The ADB said it investigated a record 250 allegations of corruption, collusion, coercion and fraud last year, 10 more than in 2012, the bank said in a report published today.
The investigation included six projects operational between 2006 and 2010 in China, Azerbaijan, Pakistan, Nepal and Laos, which were probed for "procurement-related" issues, ADB said in the report.
"Fraud related to work experience, qualifications, and technical and financial capacities of consulting firms or consultants continues to be the most common type of integrity violation reported," the ADB's Office of Anticorruption and Integrity chief Clare Wee said in a statement.
However, ADB sources, who asked not to be named, said companies receiving sanctions would be "blacklisted" and barred from taking part in ADB projects for between three and 10 years.
Sanctions can be imposed on individuals "indefinitely" depending on the circumstances, the sources added.

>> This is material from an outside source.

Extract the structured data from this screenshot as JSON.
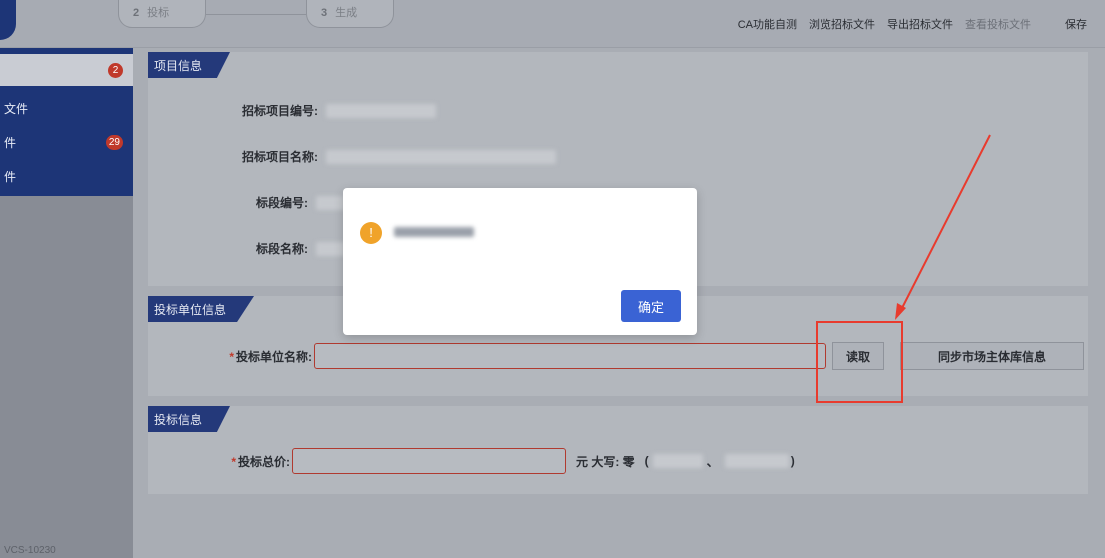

The allegations investigated included an agricultural project in the Ningxia autonomous region in China that was funded by a USD 100 million loan and a USD 4.545 million grant and an Azerbaijan road project backed by an USD 500 million ADB loan, it said.
The ADB sources said that in extreme cases, the lender also operates under a "cross debarment" system in which it and other multilateral institutions will all enforce each other's blacklists.
The report said 525 entities have been subjected to this type of sanction by the ADB, the World Bank, the European Bank for Reconstruction and Development and the Inter-American Development Bank since 2010.